Venture capital is booming again. Last year, VCs invested a total of $48 billion - the highest amount in a decade. The lion’s share went to software, which attracted $19.8 billion, versus just $6 billion for biotech. There are many reasons why this is the case and it’s worth in-depth exploration: Our ability to thrive on planet Earth depends on our ability to make continued scientific breakthroughs that will enable us to pursue the best opportunities and solve many of our most vexing challenges.
Over the years, investors in software and related industries have built not only the expertise but also elaborate modeling schemes to mitigate the risks and optimize returns. Conversely, the majority of the world's wealth is maintained by those without scientific expertise, and even those that do have the expertise have lacked mature investing playbooks to assist in high-quality decision analysis.
So for an investor wanting to fund more science endeavors, staring at a highly technical proposal for some promising-looking company can feel like trying to summit a daunting mountain while more accessible ascents are are all around you. As an investor without a science background who recently started a $100-million fund for breakthrough technologies, I wanted to find a way to change this for both our fund and then for others.

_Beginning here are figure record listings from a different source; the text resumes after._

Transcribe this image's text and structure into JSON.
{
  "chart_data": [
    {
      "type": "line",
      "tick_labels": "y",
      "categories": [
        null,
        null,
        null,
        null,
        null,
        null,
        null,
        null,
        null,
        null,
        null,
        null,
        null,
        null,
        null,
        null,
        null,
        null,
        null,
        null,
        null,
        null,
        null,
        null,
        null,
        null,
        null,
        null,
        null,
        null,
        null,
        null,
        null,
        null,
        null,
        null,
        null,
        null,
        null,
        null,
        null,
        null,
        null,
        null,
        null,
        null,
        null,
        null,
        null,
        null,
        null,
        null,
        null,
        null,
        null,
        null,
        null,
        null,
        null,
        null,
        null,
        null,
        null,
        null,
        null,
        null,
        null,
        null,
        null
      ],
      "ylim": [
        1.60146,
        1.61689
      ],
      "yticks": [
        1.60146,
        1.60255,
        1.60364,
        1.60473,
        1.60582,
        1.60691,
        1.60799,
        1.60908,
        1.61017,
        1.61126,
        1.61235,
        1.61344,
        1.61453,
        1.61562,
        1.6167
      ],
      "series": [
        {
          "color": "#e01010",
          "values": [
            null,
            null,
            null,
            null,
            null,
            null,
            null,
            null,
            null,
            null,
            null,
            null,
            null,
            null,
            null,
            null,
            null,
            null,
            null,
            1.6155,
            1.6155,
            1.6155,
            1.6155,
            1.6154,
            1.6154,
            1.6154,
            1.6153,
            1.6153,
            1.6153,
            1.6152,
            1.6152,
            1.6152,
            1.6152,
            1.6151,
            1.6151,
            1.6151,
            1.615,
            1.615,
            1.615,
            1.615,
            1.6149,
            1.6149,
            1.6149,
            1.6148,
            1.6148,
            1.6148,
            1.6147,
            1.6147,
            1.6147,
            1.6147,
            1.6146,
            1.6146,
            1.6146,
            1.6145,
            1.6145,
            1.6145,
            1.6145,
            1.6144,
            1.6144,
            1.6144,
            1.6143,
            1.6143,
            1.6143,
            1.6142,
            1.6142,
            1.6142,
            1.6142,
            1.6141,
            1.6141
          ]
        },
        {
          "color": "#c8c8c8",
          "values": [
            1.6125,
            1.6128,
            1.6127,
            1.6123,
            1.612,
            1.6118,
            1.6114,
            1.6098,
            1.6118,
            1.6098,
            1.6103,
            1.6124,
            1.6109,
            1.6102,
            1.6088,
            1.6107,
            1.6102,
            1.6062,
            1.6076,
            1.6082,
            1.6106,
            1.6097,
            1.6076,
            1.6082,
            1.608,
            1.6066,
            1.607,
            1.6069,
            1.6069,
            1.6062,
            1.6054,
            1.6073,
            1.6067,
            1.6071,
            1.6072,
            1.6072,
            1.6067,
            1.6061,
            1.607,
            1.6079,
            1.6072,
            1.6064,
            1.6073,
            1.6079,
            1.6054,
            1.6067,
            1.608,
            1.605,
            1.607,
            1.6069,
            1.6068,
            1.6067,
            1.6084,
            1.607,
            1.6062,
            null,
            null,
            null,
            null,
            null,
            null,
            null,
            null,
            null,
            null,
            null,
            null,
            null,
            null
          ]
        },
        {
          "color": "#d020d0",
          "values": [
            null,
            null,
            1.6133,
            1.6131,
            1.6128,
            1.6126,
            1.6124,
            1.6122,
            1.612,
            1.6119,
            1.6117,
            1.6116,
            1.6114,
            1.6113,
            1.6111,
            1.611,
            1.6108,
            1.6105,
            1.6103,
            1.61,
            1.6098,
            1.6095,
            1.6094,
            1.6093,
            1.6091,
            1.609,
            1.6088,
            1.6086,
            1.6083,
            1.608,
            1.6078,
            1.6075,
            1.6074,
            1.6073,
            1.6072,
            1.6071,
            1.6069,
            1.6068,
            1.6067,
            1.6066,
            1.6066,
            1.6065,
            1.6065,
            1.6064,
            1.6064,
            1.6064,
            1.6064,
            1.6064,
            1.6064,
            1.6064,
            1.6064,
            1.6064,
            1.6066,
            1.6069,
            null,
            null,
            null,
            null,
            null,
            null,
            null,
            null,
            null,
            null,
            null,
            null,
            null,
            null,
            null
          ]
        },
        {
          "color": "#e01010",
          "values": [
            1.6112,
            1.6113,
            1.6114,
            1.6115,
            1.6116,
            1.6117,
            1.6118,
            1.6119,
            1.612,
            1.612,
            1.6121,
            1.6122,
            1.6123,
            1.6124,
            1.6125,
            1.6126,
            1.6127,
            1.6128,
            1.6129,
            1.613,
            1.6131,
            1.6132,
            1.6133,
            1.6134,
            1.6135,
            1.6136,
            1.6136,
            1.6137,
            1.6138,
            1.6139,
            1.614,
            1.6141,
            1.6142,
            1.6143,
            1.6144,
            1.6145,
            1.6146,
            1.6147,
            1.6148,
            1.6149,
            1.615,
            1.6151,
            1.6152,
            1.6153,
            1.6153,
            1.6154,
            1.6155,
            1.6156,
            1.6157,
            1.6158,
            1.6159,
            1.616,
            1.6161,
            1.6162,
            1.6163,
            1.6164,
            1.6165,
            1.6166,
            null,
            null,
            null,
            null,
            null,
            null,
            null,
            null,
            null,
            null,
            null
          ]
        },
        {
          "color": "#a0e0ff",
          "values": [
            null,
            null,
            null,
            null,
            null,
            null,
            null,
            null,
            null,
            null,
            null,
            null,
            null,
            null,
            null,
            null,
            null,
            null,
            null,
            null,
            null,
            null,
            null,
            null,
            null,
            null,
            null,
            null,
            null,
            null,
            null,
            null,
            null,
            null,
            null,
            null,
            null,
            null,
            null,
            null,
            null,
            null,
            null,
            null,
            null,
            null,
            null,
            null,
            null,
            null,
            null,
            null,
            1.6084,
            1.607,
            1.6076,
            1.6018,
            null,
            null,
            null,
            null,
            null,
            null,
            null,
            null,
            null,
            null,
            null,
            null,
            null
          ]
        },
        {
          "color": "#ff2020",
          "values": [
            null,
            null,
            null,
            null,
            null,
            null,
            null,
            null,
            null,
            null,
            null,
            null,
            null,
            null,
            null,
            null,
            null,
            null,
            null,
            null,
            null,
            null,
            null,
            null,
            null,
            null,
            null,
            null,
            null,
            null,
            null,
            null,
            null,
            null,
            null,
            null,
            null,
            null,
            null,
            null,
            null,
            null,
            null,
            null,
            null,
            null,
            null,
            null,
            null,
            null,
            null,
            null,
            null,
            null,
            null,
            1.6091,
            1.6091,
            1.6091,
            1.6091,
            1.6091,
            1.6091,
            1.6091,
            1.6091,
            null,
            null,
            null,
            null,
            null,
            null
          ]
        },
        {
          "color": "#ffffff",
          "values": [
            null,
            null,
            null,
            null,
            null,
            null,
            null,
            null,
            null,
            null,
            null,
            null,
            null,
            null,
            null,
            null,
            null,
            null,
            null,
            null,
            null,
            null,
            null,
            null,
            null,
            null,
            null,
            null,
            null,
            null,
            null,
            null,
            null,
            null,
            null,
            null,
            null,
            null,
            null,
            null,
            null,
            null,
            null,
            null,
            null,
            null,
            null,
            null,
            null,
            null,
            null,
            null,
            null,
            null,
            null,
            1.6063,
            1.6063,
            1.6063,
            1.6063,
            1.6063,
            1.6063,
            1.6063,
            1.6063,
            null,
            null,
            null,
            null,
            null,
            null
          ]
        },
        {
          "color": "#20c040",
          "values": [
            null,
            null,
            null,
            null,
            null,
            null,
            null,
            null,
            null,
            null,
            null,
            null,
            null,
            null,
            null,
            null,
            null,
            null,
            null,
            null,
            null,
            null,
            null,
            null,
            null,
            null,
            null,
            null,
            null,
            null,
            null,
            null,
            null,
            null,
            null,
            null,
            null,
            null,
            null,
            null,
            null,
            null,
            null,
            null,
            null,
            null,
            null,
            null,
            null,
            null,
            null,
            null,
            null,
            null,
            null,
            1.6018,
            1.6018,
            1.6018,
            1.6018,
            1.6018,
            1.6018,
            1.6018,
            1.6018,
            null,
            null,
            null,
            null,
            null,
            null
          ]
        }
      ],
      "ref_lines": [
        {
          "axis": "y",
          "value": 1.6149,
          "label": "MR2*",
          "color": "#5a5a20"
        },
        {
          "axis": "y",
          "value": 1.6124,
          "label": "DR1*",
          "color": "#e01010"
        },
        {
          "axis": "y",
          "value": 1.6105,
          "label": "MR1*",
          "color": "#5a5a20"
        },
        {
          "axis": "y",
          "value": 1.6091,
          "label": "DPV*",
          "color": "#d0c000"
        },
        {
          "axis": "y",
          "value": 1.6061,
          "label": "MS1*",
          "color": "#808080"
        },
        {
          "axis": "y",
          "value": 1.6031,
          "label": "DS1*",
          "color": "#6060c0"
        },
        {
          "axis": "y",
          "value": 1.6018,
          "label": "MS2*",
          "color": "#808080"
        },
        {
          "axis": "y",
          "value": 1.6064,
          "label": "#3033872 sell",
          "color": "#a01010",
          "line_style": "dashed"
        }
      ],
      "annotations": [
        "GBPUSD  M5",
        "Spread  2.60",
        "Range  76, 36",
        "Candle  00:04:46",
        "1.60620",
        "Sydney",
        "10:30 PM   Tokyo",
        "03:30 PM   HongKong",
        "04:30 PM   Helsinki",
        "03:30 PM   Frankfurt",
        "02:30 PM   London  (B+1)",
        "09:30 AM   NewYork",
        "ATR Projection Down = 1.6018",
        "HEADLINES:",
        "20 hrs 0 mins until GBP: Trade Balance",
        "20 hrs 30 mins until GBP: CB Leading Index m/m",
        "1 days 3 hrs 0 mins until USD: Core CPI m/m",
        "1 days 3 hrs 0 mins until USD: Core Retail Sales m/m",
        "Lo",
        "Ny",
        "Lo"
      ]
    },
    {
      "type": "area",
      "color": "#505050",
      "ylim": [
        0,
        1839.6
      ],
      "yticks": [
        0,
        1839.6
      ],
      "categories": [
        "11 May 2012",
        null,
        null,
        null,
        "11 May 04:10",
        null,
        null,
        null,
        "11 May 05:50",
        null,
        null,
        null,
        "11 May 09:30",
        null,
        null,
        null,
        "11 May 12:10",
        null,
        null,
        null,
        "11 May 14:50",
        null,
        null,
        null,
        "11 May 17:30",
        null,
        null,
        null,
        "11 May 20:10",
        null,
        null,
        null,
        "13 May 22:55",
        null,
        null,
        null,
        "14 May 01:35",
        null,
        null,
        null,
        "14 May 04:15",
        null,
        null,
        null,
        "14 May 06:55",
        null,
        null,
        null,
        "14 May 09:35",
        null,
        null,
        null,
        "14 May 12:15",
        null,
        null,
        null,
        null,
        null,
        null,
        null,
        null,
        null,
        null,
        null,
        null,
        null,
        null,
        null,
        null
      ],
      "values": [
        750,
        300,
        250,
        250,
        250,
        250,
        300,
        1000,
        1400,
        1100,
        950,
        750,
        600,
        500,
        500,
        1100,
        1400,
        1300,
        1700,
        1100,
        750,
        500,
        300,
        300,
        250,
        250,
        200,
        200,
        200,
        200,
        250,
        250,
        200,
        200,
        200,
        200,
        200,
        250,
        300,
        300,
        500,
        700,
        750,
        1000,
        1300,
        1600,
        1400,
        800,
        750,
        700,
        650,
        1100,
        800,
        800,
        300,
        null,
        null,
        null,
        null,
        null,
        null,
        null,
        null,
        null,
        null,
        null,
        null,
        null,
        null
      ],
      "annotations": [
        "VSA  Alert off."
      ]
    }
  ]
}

We wanted a systematic method for evaluating science-based efforts – guided not only by instincts but also by realistic prospects of getting a desirable return. The goal was to find a way to write a new playbook – a guidebook – one that would enable others to start the journey with us and or try to improve their own.
With a team comprised of Ph.D. scientists in biology and computation, as well as experts in finance, engineering, and philosophy, we sought to create a modeling process that would help de-risk our investments and minimize personal biases.
Take the plunge into modeling
All investors want to fall in love with the endeavors they are supporting, but it's important to me to fall in love for the right reasons. Ideally, companies will be working toward quantum-leap breakthroughs that will positively impact the world, in addition to generating profits.
In finding such companies, we found that the most important part of the decision-making process was knowing which questions to ask. Identifying those questions involved interviews – with other VCs, government agencies, academics, and others – in-depth research, and literature study, in addition to the guidance of technical experts. That was the foundation of our discovery process.
To start, we focused on one area, synthetic biology, and did a deep dive on one company to extract the right questions and to identify the domain- and company-specific risks. Synthetic biology is an emerging market that uses biological engineering to design living organisms to make products, such as flavors, fragrances, and probiotics. I am especially excited about the field, as it promises to rewrite the operating systems of medicine, manufacturing and engineering. But while synthetic biology continues to grow, it is still a relative unknown to VCs. Unlike software investment, synthetic biology lacks a playbook.
To change that, our team used decision-analysis modeling, a method widely used in big oil and pharmaceuticals, but still novel for emerging markets like synthetic biology. Decision-analysis tools can help us break out of our own biases and look at an investment with fresh eyes. After all, some risks do not stem from the company or the market, but may come from the investor’s own decision-making process. Using models also take us way beyond the capacity of what we can hold in working memory to make decisions.
Modeling helps provide an early quantitative understanding of how profitable or disruptive a new technology could be. The model explores the likelihood of different outcomes from an investment, including an expected return multiple (ERM), essentially the value of the investment.
But even though the model outputs a number, we gained the most insight from building the model, diving deep into the company and the domain. For example, we learned that in synthetic biology, one of the most important risk factors is in scaling the manufacturing. In identifying such risks, we were able to focus our diligence on them specifically.
The process also underscored that investment domains are not all equal. For example, software and synthetic biology have different market-typical ERMs and different market models. But the modeling process is similar – again, identifying the right questions to ask.
In addition, the process was iterative. Every time we asked questions and got answers, we reevaluated and reimagined the models to capture the information learned. In this way, evaluating science startups is very much like science itself, testing and re-testing what we know.
Join a vital community
The modeling process is just one tool in the toolbox, only one example of many types of decision-making tools the investment community is beginning to explore. Using multiple tools is good because it's more robust, especially for complex decisions involving scientific, market, and team risk, in addition to many other factors.
We are hoping that our case study in synthetic biology contributes to a larger discussion in the investing community about future science and technology. We are openly sharing our methodology – the OSF Playbook – to encourage continued collaboration as we explore more emerging domains.
With our new incredibly powerful tools of creation such as genomics, biology, computer software, robotics, artificial intelligence, virtual reality -- technologies that allow us to program our existence -- never has the distance between imagination and creation been so narrow, nor has our ability to author any kind of world that we can imagine been more readily accessible.
I am excited to be one of a growing number of investors on this journey to climb this seemingly daunting mountain of science investing that is critical to our collective ability to create, build, and thrive. Only once we set our sights on hard things, possibilities just out of our immediate vision, will we be able to create the world we imagine.
This article also was published on TechCrunch on September 24, 2015.